To reciprocate in a small way for the splendid cooperation by the SPGB with the WSP throughout its existence, the American comrades made a donation toward launching a fund to employ a full-time paid organizer. This project, which was presented to the Executive Committee for consideration, received a very favourable response wherever the comrades travelled. Incidentally, while in Glasgow, a comrade made a generous donation to the WSP.
A fascinating trip through the heart of England was made possible by the splendid cooperation of a Lancashire comrade who drove 215 miles to London in his “jalopy" and then travelled back with the comrades through Oxford, Warwick, Stratford on Avon, Litchfield, Kenilworth, and the Midlands to Burnley where wonderful hospitality awaited them. While plenty of the countryside was beautiful, a perpetual poll of blackness and misery seemed to hang over the entire industrial area. Much seemed to remain just as Engels described it in 1844. The stone barrack-line slums were everywhere; the smoke seemed to darken everything.
The trip to Burnley made possible a hasty visit to Manchester where, within a few hours, a meeting at the home of a comrade was arranged. About 25, among them a charter member of the SPGB, met for a stimulating discussion of Socialist problems.

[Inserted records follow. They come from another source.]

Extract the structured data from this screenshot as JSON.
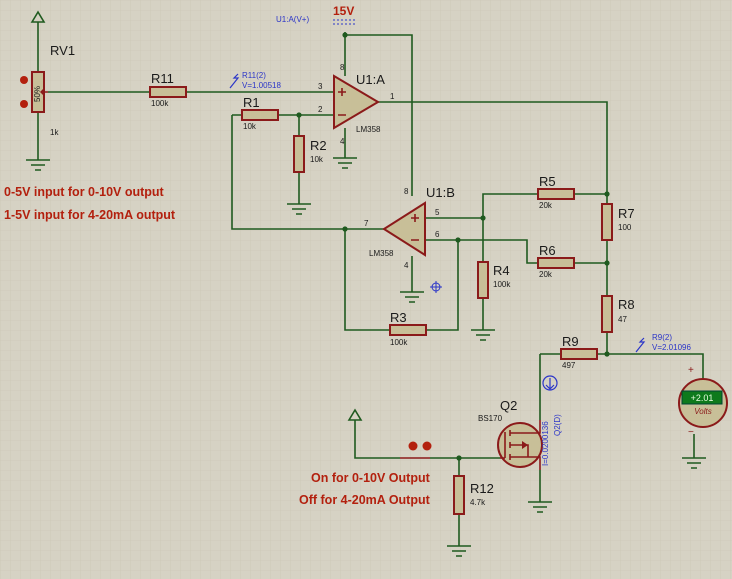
{
  "rail": {
    "label": "15V",
    "probe": "U1:A(V+)"
  },
  "rv1": {
    "ref": "RV1",
    "value": "1k",
    "wiper": "50%"
  },
  "r11": {
    "ref": "R11",
    "value": "100k",
    "probe_name": "R11(2)",
    "probe_value": "V=1.00518"
  },
  "r1": {
    "ref": "R1",
    "value": "10k"
  },
  "r2": {
    "ref": "R2",
    "value": "10k"
  },
  "r3": {
    "ref": "R3",
    "value": "100k"
  },
  "r4": {
    "ref": "R4",
    "value": "100k"
  },
  "r5": {
    "ref": "R5",
    "value": "20k"
  },
  "r6": {
    "ref": "R6",
    "value": "20k"
  },
  "r7": {
    "ref": "R7",
    "value": "100"
  },
  "r8": {
    "ref": "R8",
    "value": "47"
  },
  "r9": {
    "ref": "R9",
    "value": "497",
    "probe_name": "R9(2)",
    "probe_value": "V=2.01096"
  },
  "r12": {
    "ref": "R12",
    "value": "4.7k"
  },
  "u1a": {
    "ref": "U1:A",
    "part": "LM358",
    "pins": [
      "3",
      "2",
      "1",
      "8",
      "4"
    ]
  },
  "u1b": {
    "ref": "U1:B",
    "part": "LM358",
    "pins": [
      "5",
      "6",
      "7",
      "8",
      "4"
    ]
  },
  "q2": {
    "ref": "Q2",
    "part": "BS170",
    "probe_name": "Q2(D)",
    "probe_value": "I=0.0200136"
  },
  "voltmeter": {
    "reading": "+2.01",
    "unit": "Volts",
    "plus": "+",
    "minus": "−"
  },
  "notes": {
    "input_line1": "0-5V input for 0-10V output",
    "input_line2": "1-5V input for 4-20mA output",
    "switch_line1": "On for 0-10V Output",
    "switch_line2": "Off for 4-20mA Output"
  },
  "colors": {
    "background": "#d6d2c4",
    "wire": "#1f5a1f",
    "component": "#8b1a1a",
    "annotation": "#b3200e",
    "probe": "#2b35c8"
  }
}
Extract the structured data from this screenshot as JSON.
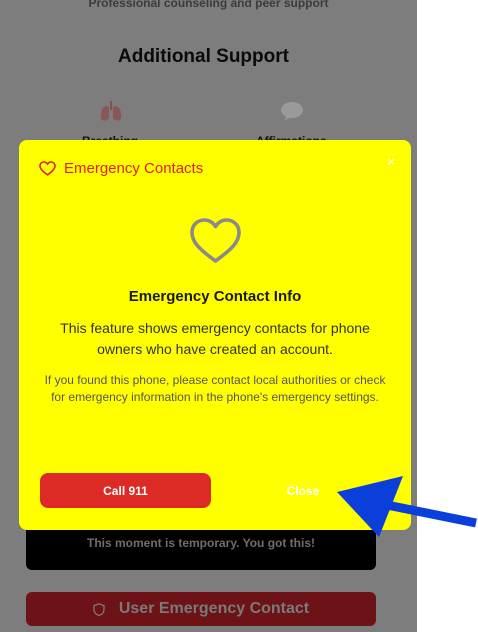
{
  "background": {
    "subtitle": "Professional counseling and peer support",
    "section_title": "Additional Support",
    "cards": [
      {
        "icon": "lungs-icon",
        "label": "Breathing"
      },
      {
        "icon": "speech-bubble-icon",
        "label": "Affirmations"
      }
    ],
    "banner_text": "This moment is temporary. You got this!",
    "user_emergency_label": "User Emergency Contact",
    "user_emergency_icon": "shield-icon"
  },
  "modal": {
    "title": "Emergency Contacts",
    "title_icon": "heart-icon",
    "close_symbol": "×",
    "illustration_icon": "heart-outline-icon",
    "info_title": "Emergency Contact Info",
    "info_text": "This feature shows emergency contacts for phone owners who have created an account.",
    "info_small": "If you found this phone, please contact local authorities or check for emergency information in the phone's emergency settings.",
    "call_button": "Call 911",
    "close_button": "Close"
  },
  "colors": {
    "modal_bg": "#ffff00",
    "title_red": "#e0201f",
    "call_red": "#dd2a27",
    "overlay_gray": "#7d7d7d",
    "arrow_blue": "#0a3fdc"
  }
}
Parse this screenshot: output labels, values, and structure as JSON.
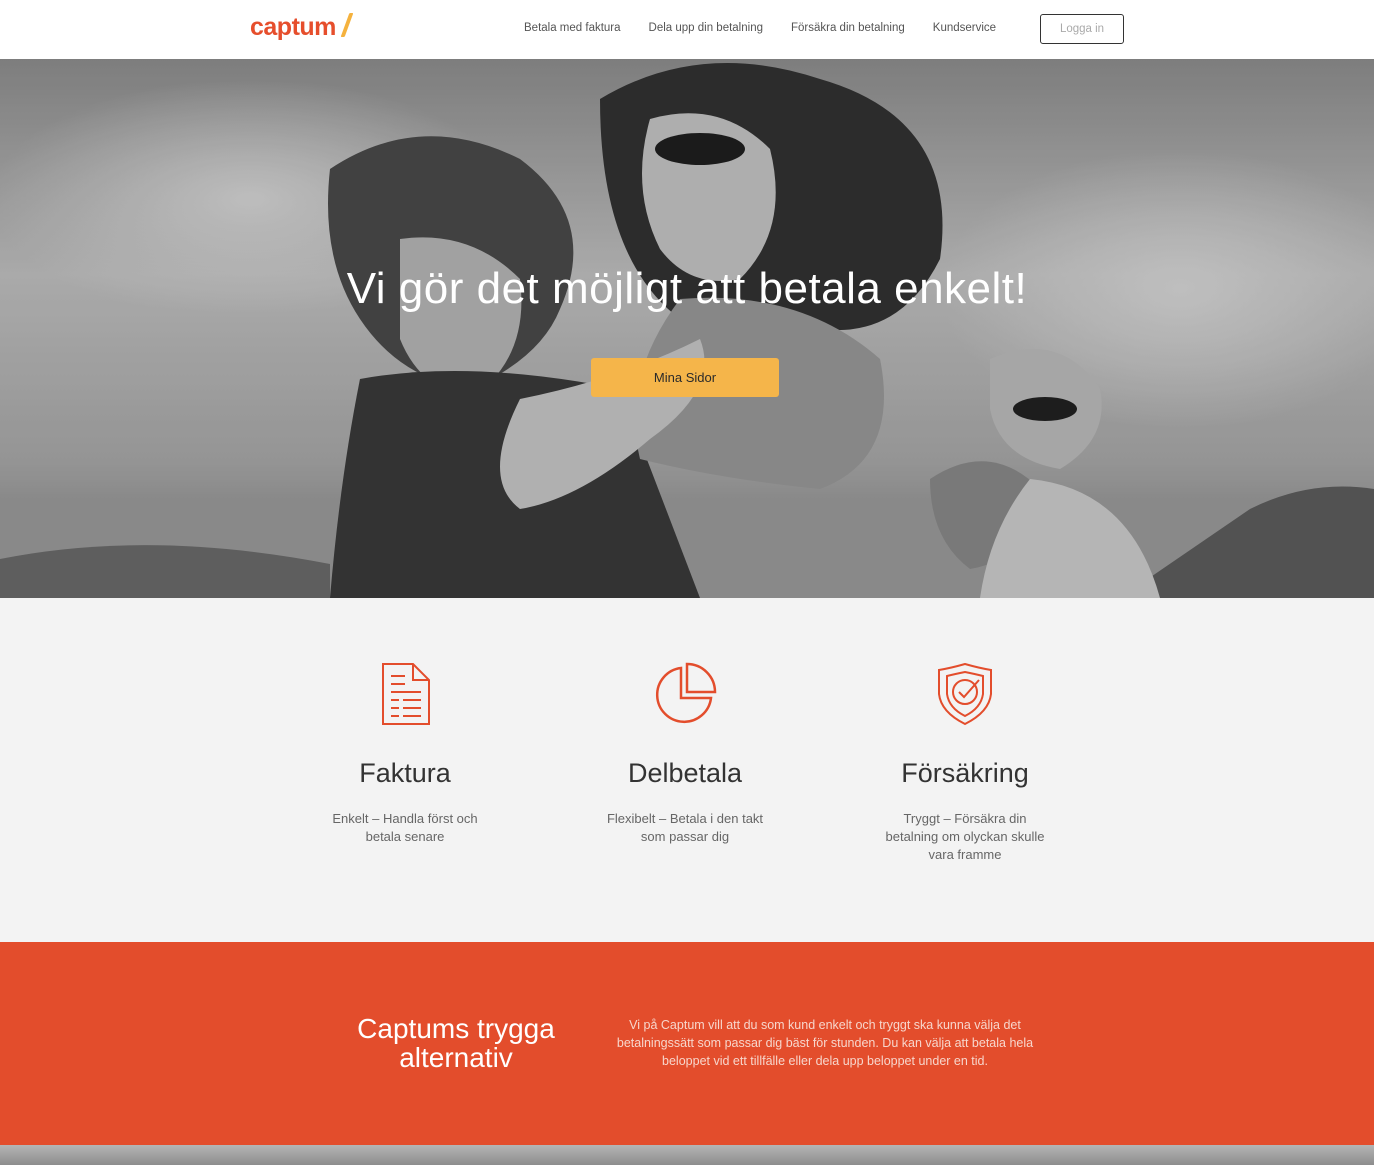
{
  "header": {
    "logo_text": "captum",
    "nav": [
      "Betala med faktura",
      "Dela upp din betalning",
      "Försäkra din betalning",
      "Kundservice"
    ],
    "login_label": "Logga in"
  },
  "hero": {
    "title": "Vi gör det möjligt att betala enkelt!",
    "button_label": "Mina Sidor"
  },
  "features": [
    {
      "icon": "invoice-document-icon",
      "title": "Faktura",
      "text": "Enkelt – Handla först och betala senare"
    },
    {
      "icon": "pie-chart-icon",
      "title": "Delbetala",
      "text": "Flexibelt – Betala i den takt som passar dig"
    },
    {
      "icon": "shield-check-icon",
      "title": "Försäkring",
      "text": "Tryggt – Försäkra din betalning om olyckan skulle vara framme"
    }
  ],
  "safe_section": {
    "title": "Captums trygga alternativ",
    "text": "Vi på Captum vill att du som kund enkelt och tryggt ska kunna välja det betalningssätt som passar dig bäst för stunden. Du kan välja att betala hela beloppet vid ett tillfälle eller dela upp beloppet under en tid."
  },
  "colors": {
    "brand_orange": "#e34d2c",
    "accent_yellow": "#f5b54a",
    "feature_bg": "#f3f3f3"
  }
}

One of the most inspiring incidents of the visit took place at a comrade's home. There, in a kitchen, a group of comrades from England, Ireland, Scotland and United States discussed their common problems, spoke the same Socialist language, adhered to the same principles. Before leaving for the Workers’ Open Forum meeting, they stood around a table, firmly grasped hands in a symbol of international solidarity, and expressed the hope for the speedy realization of an international Socialist conference.
Climaxing the trip (only a few hours before plane time) was a meeting at the Workers' Open Forum, Glasgow, addressed by the two comrades. The hall was jampacked by more than 450 workers who, except for some heated opposition in question and discussion by a small group of Communists and Anti-Pariiamentarians, enthusiastically received and loudly applauded the Socialist case.
After the meeting the comrades were surrounded by well-wishers, and more than a hundred lined the side-walk to cheer them on their way. En route to the airport, a fifteen-minute stop was made at a comrade’s home, where a goodly group of Glasgow members, who had been present at the meeting, expressed great enthusiasm, sang comradely songs, and further cheered the comrades on their way. Awaiting them at the airport, 30 miles away, was another group of Glasgow comrades who stayed with them for a grand confabulation until enplaning time, almost 3 a.m.
In a letter recently received from a comrade at Burnley, Lancashire, the Mowing estimate of the trip is expressed:
“That your visit to England and Scotland aroused tremendous interest is beyond doubt. In London and Manchester (and over the 'phone to Glasgow) we learned from many comrades something of the great enthusiasm which is but one of the results of your tireless endeavours to visit as many branches and meetings as was possible during your all too brief stay. . . . Our Comrades in America will feel tremendously encouraged when they realise the full import of your visit to Britain. I feel sure that I am merely expressing what hundreds here are already thinking and saying, that your momentous visit must and will be the forerunner of many more involving many comrades. And equally important, it must be two way traffic, and who knows?—maybe it won't be very long before delegates from all the Companion Parties will be converging on some city in Europe or America for the first Socialist International Conference."